Arts organizations in 2013 strive for more than visitors and ticket buyers. Take a look at just about any arts nonprofit’s mission statement and you’re likely to see community building, engagement, and education listed as top priorities. Public lectures and digital content production top the list of methods, but every once and a while an organization tries something more unique; here in Los Angeles, for instance, LA><ART has started holding office hours with local artists. Douglas McLennan‘s suggestion yesterday on his Diacritical blog that arts organizations adopt the MOOC model was so unusual, we thought it bore repeating.
What if an arts organization was a MOOC?
That’s “Massive Open Online Course” and they’re everywhere right now. Some of the most prestigious universities are creating courses online and attracting tens of thousands of students. Among them is Curtis, the music school in Philadelphia, which became the first big music conservatory to sign up with Coursera.
We live in a time in which we’re overwhelmed with information, with choices. People lament the shortening of attention spans and we’re bombarded with ever-shorter messages and snippets of information. But an interesting thing has begun to happen. Perhaps because the short message has become so ubiquitous, so disposable, we’re seeing a rebirth in interest in long-form publications and endeavors that take an investment of time.
Now that we can access “everything” and everything is clamoring for our attention, we have become more discerning, and if we choose to invest our attention in something, we want it to pay off, to be able to dive into it. Increasingly, that seems not to be the quick hit; it’s those things that ask something of us, that require us to put something into them to get the payoff.
There’s probably no such thing as a casual Yankee fan. Yankee fans pride themselves on what they know, what they think, and how they express it. There is nothing like – and I say this in an admiring way – a Yankee fan snob. Express an uninformed opinion at your own peril.
So people want to have deeper relationships with things they care about. That’s my theory, at least. Those of you who know my work know that in addition to running AJ [Artsjournal] and teaching at USC, I do some work for Spring For Music, an annual orchestra festival in Carnegie Hall every May. The festival is six nights, this year with five orchestras. Participating orchestras are chosen from dozens that apply, and their inclusion is based on the innovative programs they submit, not how “famous” they are (though some of them are). This year, the orchestras are Detroit, Baltimore, Albany, Buffalo and the National.

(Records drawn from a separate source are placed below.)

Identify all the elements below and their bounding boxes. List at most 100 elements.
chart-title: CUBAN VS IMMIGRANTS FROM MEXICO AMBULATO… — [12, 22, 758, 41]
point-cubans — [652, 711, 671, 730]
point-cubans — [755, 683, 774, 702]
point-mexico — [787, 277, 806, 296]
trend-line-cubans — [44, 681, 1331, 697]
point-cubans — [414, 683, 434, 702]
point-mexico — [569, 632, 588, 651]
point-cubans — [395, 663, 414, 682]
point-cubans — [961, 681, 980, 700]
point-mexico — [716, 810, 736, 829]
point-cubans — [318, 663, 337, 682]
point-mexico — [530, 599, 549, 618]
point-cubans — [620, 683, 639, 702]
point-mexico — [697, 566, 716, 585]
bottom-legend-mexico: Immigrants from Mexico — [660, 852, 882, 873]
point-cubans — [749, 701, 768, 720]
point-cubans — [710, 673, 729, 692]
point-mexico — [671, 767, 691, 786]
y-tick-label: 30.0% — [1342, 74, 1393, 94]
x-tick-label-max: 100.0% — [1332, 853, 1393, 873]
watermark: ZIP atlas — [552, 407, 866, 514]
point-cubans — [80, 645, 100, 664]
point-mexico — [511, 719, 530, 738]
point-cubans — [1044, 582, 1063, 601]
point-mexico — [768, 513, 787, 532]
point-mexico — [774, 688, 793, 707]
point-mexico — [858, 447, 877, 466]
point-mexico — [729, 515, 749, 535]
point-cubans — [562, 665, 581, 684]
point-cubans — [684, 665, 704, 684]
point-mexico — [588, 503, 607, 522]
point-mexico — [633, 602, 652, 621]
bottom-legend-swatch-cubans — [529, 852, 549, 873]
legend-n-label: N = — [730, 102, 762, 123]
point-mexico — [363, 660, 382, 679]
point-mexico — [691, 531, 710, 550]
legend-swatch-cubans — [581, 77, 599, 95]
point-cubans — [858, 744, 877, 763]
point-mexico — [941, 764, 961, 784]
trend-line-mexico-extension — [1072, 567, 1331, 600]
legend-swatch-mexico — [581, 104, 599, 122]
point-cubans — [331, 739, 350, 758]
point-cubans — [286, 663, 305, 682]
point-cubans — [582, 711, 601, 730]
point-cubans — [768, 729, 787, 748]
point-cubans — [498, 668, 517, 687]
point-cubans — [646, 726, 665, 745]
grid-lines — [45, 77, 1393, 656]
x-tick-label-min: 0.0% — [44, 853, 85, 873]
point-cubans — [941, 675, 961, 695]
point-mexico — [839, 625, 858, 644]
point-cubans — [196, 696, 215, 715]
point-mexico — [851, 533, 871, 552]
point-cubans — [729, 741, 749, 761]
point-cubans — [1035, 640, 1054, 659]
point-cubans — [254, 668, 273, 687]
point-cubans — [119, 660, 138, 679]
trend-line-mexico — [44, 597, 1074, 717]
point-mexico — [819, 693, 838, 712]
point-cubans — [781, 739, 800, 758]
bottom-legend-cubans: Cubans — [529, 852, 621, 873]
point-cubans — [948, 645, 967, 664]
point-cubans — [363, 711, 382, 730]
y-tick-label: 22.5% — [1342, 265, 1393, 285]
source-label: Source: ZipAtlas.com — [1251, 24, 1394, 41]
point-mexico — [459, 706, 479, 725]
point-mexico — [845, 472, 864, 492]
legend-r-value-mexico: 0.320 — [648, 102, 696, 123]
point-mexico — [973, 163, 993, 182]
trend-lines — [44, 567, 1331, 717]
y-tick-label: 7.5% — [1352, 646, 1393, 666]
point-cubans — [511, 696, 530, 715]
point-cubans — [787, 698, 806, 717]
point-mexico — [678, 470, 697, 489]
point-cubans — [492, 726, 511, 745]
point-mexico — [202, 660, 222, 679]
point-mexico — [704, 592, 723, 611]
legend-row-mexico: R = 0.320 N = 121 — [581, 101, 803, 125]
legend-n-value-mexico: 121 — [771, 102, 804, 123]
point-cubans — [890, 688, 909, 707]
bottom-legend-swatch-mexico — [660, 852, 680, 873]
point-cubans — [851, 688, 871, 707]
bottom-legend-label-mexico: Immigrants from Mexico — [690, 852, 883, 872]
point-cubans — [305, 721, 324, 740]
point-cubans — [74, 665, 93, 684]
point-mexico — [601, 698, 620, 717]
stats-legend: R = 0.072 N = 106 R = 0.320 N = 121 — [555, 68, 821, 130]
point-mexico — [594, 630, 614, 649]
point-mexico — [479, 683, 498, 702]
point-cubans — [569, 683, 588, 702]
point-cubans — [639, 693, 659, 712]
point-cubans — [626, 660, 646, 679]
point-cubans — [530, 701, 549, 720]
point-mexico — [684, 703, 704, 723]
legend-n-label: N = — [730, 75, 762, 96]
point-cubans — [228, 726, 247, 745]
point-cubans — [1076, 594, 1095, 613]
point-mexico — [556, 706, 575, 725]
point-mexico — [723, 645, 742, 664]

Spring For Music has been my playground for the past few years, a place to try out audience engagement ideas. We did a “Fantasy Orchestra Program” contest. We did an arts blogger competition à la March Madness last year. This year, I talked them in to doing a MOOC.
Consider: there are thousands of book groups. Hundreds of thousands go to maker fairs, huge online communities form around common interests and people put hours and hours into the things that interest them. In the process of participating, they become more and more invested in those communities. And they get more out of them.
So what if we did that with an arts organization? Asked people to invest in learning about it, connected those who were interested so they could learn from one another, form a community around it?
Unlike a typical educational MOOC, there’s also a live community payoff for this. Because it’s built around a series of concerts in Carnegie, those who take the course can come to the concerts and put to use what they’ve learned. (but even those who can’t will get something out of it – the classes are not specifically about S4M – they’re about ideas.)
For the past month I’ve been traveling, recording video interviews with conductors, composers, critics and orchestra insiders (a pretty fun job I have to admit). The course raises the questions: What makes a great orchestra? What makes a great program? What makes one piece of music popular while another falls into obscurity? What’s a strategy for learning to listen? The course isn’t designed to tell you how to listen, but to point out some ways of thinking about the concert experience that ought to make it interesting.
The course is four weeks long and launches next Monday April 1. Since we announced it a week or so ago, 700 people have signed up. I suspect that many who have signed up already know a lot about orchestras. My hope is that they’ll add their expertise to this. One of the cool things about a MOOC is that the prepared course content is really just a starting point, and those participating discuss and add their expertise to the discussion. This MOOC has videos but also music examples and quizzes to test your ears.
As arts organizations work on trying to deepen engagement of their community, this seems like a great experiment worth trying. What do you think?